Но почему он сказал: «Приготовься к черте»? Об этом нужно было подумать. И я думал на протяжении зеленого от стекла Тверского бульвара и небольшую часть синей Тверской улицы, пока не уперся ключом в замочную скважину своей квартиры, в доме за могучей спиной Юрия Долгорукова.
Входная дверь открылась мягко и тихо. В прихожей было темно. Я не стал зажигать свет. Из спальни через решетчатую дверь матового стекла в коридор оранжевыми, желтыми и красными бабочками влетали цветные блики, рождаемые вращающимся ночником с журнальной столика Ирины. Оттуда же, из спальни, вразвалочку брел по комнатам старенький, седой блюз. Значит, Ирина не спала.
Я снял куртку и решил заглянуть к ней.
Картина, открывшаяся мне, была именно тем, что предвосхитил говорящий монах, сказав: «Приготовься к черте».
Два нагих тела лежали в усталости отдыха. Одно из них было телом моей жены.
Внезапная боль ударила мне в сердце, будто там, внутри, взорвалась граната.
Я много раз видел в кино подобные сцены и тот пожар ужаса, который охватывал мгновенно все три стороны пресловутого любовного треугольника, но то, что этот пожар может жарко лизнуть и меня, никогда себе не представлял.
Первой реакцией Ирины было желание закрыться от позора и стыда. Она потянула на себя одеяло, прикрывая свои прелести. Незнакомый мне мужчина, не шевелясь, лежал в шоке. Глаза, по которым порхали цветные тени, выражали полную растерянность и беспомощность. Это можно было понять, и я сочувствовал его глупейшему положению.
На стене висело, как бутафория, охотничье ружье Вадима Вольфовича, отца Ирины, какими он время от времени пользовался для развлечения, убивая уток, лосей и кабанов.
Я зачем-то снял оружие с гвоздя и переломил стволы.
– Олег! – в агонии дико закричала Ирина.
– У меня условие, – сказал я шершавым сухим голосом. – Завтра ты позвонишь отцу и все расскажешь сама.
– Хорошо, – сдавленно произнесла моя улетающая в безвестность жена и залилась отчаянными рыданиями, скорее всего от досады, что ее танк бездарно подорвался от собственной бабьей дури на неожиданном минном поле.

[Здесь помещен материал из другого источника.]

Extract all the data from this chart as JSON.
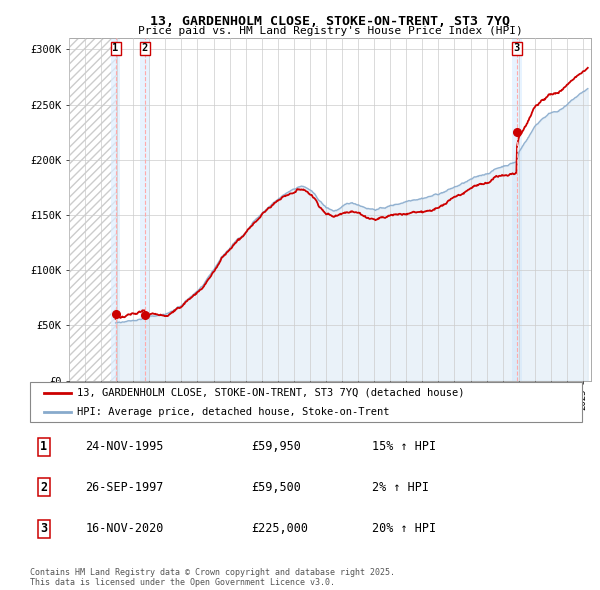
{
  "title_line1": "13, GARDENHOLM CLOSE, STOKE-ON-TRENT, ST3 7YQ",
  "title_line2": "Price paid vs. HM Land Registry's House Price Index (HPI)",
  "ylabel_ticks": [
    "£0",
    "£50K",
    "£100K",
    "£150K",
    "£200K",
    "£250K",
    "£300K"
  ],
  "ytick_values": [
    0,
    50000,
    100000,
    150000,
    200000,
    250000,
    300000
  ],
  "ylim": [
    0,
    310000
  ],
  "xlim_start": 1993.0,
  "xlim_end": 2025.5,
  "sales": [
    {
      "label": "1",
      "date_num": 1995.9,
      "price": 59950
    },
    {
      "label": "2",
      "date_num": 1997.73,
      "price": 59500
    },
    {
      "label": "3",
      "date_num": 2020.88,
      "price": 225000
    }
  ],
  "sale_table": [
    {
      "num": "1",
      "date": "24-NOV-1995",
      "price": "£59,950",
      "hpi": "15% ↑ HPI"
    },
    {
      "num": "2",
      "date": "26-SEP-1997",
      "price": "£59,500",
      "hpi": "2% ↑ HPI"
    },
    {
      "num": "3",
      "date": "16-NOV-2020",
      "price": "£225,000",
      "hpi": "20% ↑ HPI"
    }
  ],
  "legend_line1": "13, GARDENHOLM CLOSE, STOKE-ON-TRENT, ST3 7YQ (detached house)",
  "legend_line2": "HPI: Average price, detached house, Stoke-on-Trent",
  "footer": "Contains HM Land Registry data © Crown copyright and database right 2025.\nThis data is licensed under the Open Government Licence v3.0.",
  "grid_color": "#cccccc",
  "red_line_color": "#cc0000",
  "blue_line_color": "#88aacc",
  "blue_fill_color": "#cce0f0",
  "dot_color": "#cc0000",
  "sale_vline_color": "#ffaaaa",
  "sale_shade_color": "#ddeeff"
}
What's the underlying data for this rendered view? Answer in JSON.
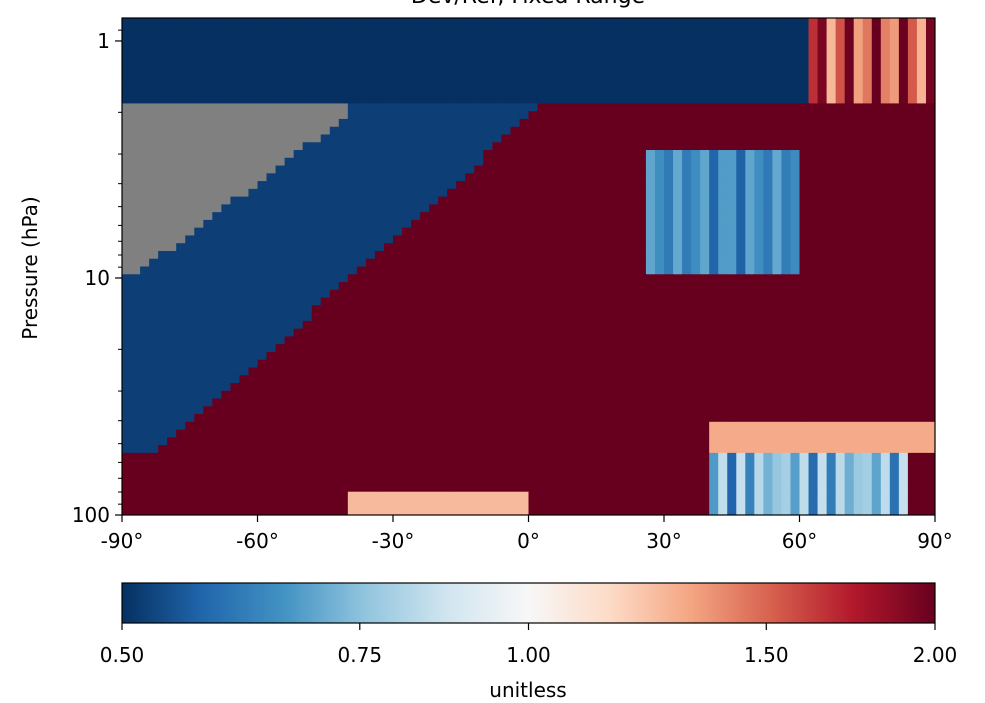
{
  "chart_data": {
    "type": "heatmap",
    "title": "Dev/Ref, Fixed Range",
    "ylabel": "Pressure (hPa)",
    "xlabel": "",
    "xlim": [
      -90,
      90
    ],
    "ylim": [
      100,
      0.8
    ],
    "yscale": "log",
    "xticks": [
      -90,
      -60,
      -30,
      0,
      30,
      60,
      90
    ],
    "xtick_labels": [
      "-90°",
      "-60°",
      "-30°",
      "0°",
      "30°",
      "60°",
      "90°"
    ],
    "yticks": [
      1,
      10,
      100
    ],
    "ytick_labels": [
      "1",
      "10",
      "100"
    ],
    "missing_color": "#808080",
    "colorbar": {
      "label": "unitless",
      "range": [
        0.5,
        2.0
      ],
      "ticks": [
        0.5,
        0.75,
        1.0,
        1.5,
        2.0
      ],
      "tick_labels": [
        "0.50",
        "0.75",
        "1.00",
        "1.50",
        "2.00"
      ],
      "colormap": "RdBu_r",
      "colors": [
        "#053061",
        "#2166ac",
        "#4393c3",
        "#92c5de",
        "#d1e5f0",
        "#f7f7f7",
        "#fddbc7",
        "#f4a582",
        "#d6604d",
        "#b2182b",
        "#67001f"
      ]
    },
    "regions": [
      {
        "desc": "high ratio",
        "value": 2.0
      },
      {
        "desc": "low ratio",
        "value": 0.5
      },
      {
        "desc": "missing data",
        "value": null
      }
    ]
  }
}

Я защелкнул стволы и, повесив пустое ружье на место, отправился в свою комнату Седой блюз догнал меня и похлопал по плечу: «Не горюй. Что ни делается, все к лучшему».
Не раздеваясь, я лег на диван и погрузился в пустоту отчужденности, боли и бессилия.
С улицы доносилось кошачье шипение машин, время от времени оставлявших на потолке серые тени призраков, а я валялся на диване и казался себе продырявленной тыквой, из которой медленно вытекали соки жизни. Я понимал, что эта боль была болью уязвленного самолюбия, но она же являлась и расплатой за мой первый шаг под звуки марша Мендельсона во Дворце бракосочетания. Княгиня Ольга не хотела отпускать меня.